Support for President Trump's immigration crackdown is unraveling quickly and reviving Democratic opposition on an issue that helped decide the last election.
Why it matters: Border chaos under former President Biden helped return Trump to power. Now, it's chaos from ICE and other Trump immigration enforcers that's turning off the public, one viral video at a time.
- Just weeks after Trump was sworn in, ICE had a +16 positive favorability rating, according to a YouGov/Economist poll.
- Majorities now disapprove of ICE raids and how the agency is handling its job. A slim majority of Americans even supports abolishing ICE altogether, according to one poll.
- If that anger carries over into the midterms, a Democratic House majority could cut off ICE funding, use subpoena powers to investigate every move by DHS and even impeach Homeland Security Secretary Kristi Noem.
Zoom in: The administration has spent millions on media promoting the deportation agenda, including a series of social media campaigns fronted by Noem.
- Trump officials needed the public to trust it will do deportations without being "inhumane," as White House border czar Tom Homan said in 2024.
- But immigration agents have drawn criticism and lawsuits for arresting U.S. citizens, warrantless arrests in Chicago and Washington, D.C., and encounters where people have been chased, pinned down or contained with chokeholds.
- Then an ICE officer fatally shot 37-year-old Renee Nicole Good, a U.S. citizen and mother of three, last week in Minneapolis. It was the second fatal shooting by a DHS officer during Trump's second term.
The big picture: The Trump administration pushed Congress last year to fuel its immigration agenda with roughly $75 billion in new funding, much of which is still unspent, to help build new detention facilities and hire new agents.
- The administration "won't back down" on deploying ICE, White House press secretary Karoline Leavitt said Monday.
- But "the Trump administration overplayed their hand," said Colin Rogero, a Biden campaign veteran who saw how immigration policy influenced the last election.
Between the lines: DHS Assistant Secretary Tricia McLaughlin pointed to polling showing overwhelming support for deporting undocumented immigrants with criminal records.
- The public assumed the Trump administration was "going to go after criminals, gangsters, drug dealers, folks connected to organized crime, folks who have had a history of committing crime," said Rogero, of Democratic firm Conexión.
- But roughly half of the people in ICE detention lacked a known pending criminal charge or conviction, according to ICE detention statistics from December. Roughly a quarter of detainees had a conviction.
The other side: "The only poll that really mattered was on November 5, 2024 when President Trump won the election decisively on a campaign platform of the mass deportation of the 15 to 20 million people who came here, under President Biden," said Cooper Smith, director of homeland security and immigration at the America First Policy Institute.
- AFPI recently cited a poll (before the Minneapolis shooting) that showed support for ICE's mission had majority backing with 58%.
- Under Biden, "it was a humanitarian crisis at a scale that America has never seen and it's my view that that scale requires a historic response and that's what we're seeing from President Trump," said Smith.
- White House spokesperson Abigail Jackson dismissed the polls and said Trump "campaigned on and won an election based on his promise to carry out the largest mass deportation operation in history – he's keeping his promise."
As of December, DHS said it had deported 605,000 undocumented immigrants — and claimed another 1.9 million left the U.S. on their own terms.
Between the lines: Congressional Democrats are trying to put ICE activity under a microscope with the oversight power available to them in the legislative minority.
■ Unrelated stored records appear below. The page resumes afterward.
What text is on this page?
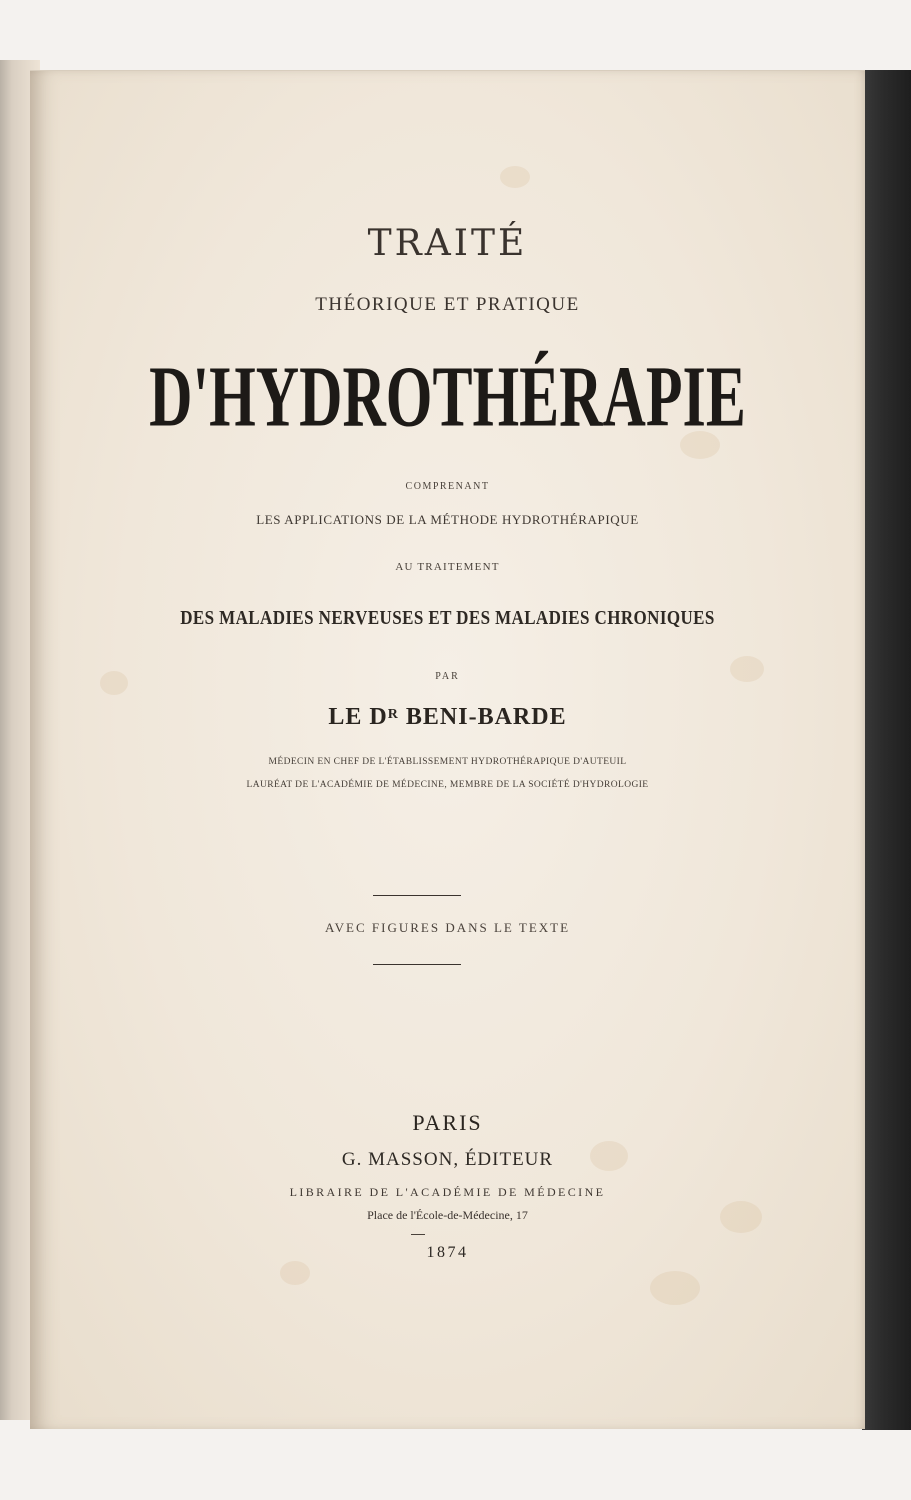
TRAITÉ
THÉORIQUE ET PRATIQUE
D'HYDROTHÉRAPIE
COMPRENANT
LES APPLICATIONS DE LA MÉTHODE HYDROTHÉRAPIQUE
AU TRAITEMENT
DES MALADIES NERVEUSES ET DES MALADIES CHRONIQUES
PAR
LE $D^R$ BENI-BARDE
MÉDECIN EN CHEF DE L'ÉTABLISSEMENT HYDROTHÉRAPIQUE D'AUTEUIL
LAURÉAT DE L'ACADÉMIE DE MÉDECINE, MEMBRE DE LA SOCIÉTÉ D'HYDROLOGIE
AVEC FIGURES DANS LE TEXTE
PARIS
G. MASSON, ÉDITEUR
LIBRAIRE DE L'ACADÉMIE DE MÉDECINE
Place de l'École-de-Médecine, 17
1874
- Rep. Robert Garcia (D-Calif.), the top Democrat on the House Oversight Committee, has started a dashboard to track potential excessive use of force and other misconduct by immigration officers, which is mainly carried out by ICE but has grown to include officers from other federal agencies.
- Rep. Pramila Jayapal (D-Wash.) has led field hearings around the country and shadow hearings on the Hill to highlight immigration enforcement abuses on civil liberties, detention conditions and officer use of force. She will be in Minneapolis on Friday for a field hearing.
The bottom line: "You can do immigration enforcement without having chaos in the streets," said Xochitil Hinojosa, a Biden-era Justice Department official.
- "One example is Barack Obama. He was criticized heavily for immigration enforcement. Did we see ICE agents shooting people, detaining US citizens, causing chaos in our streets? No."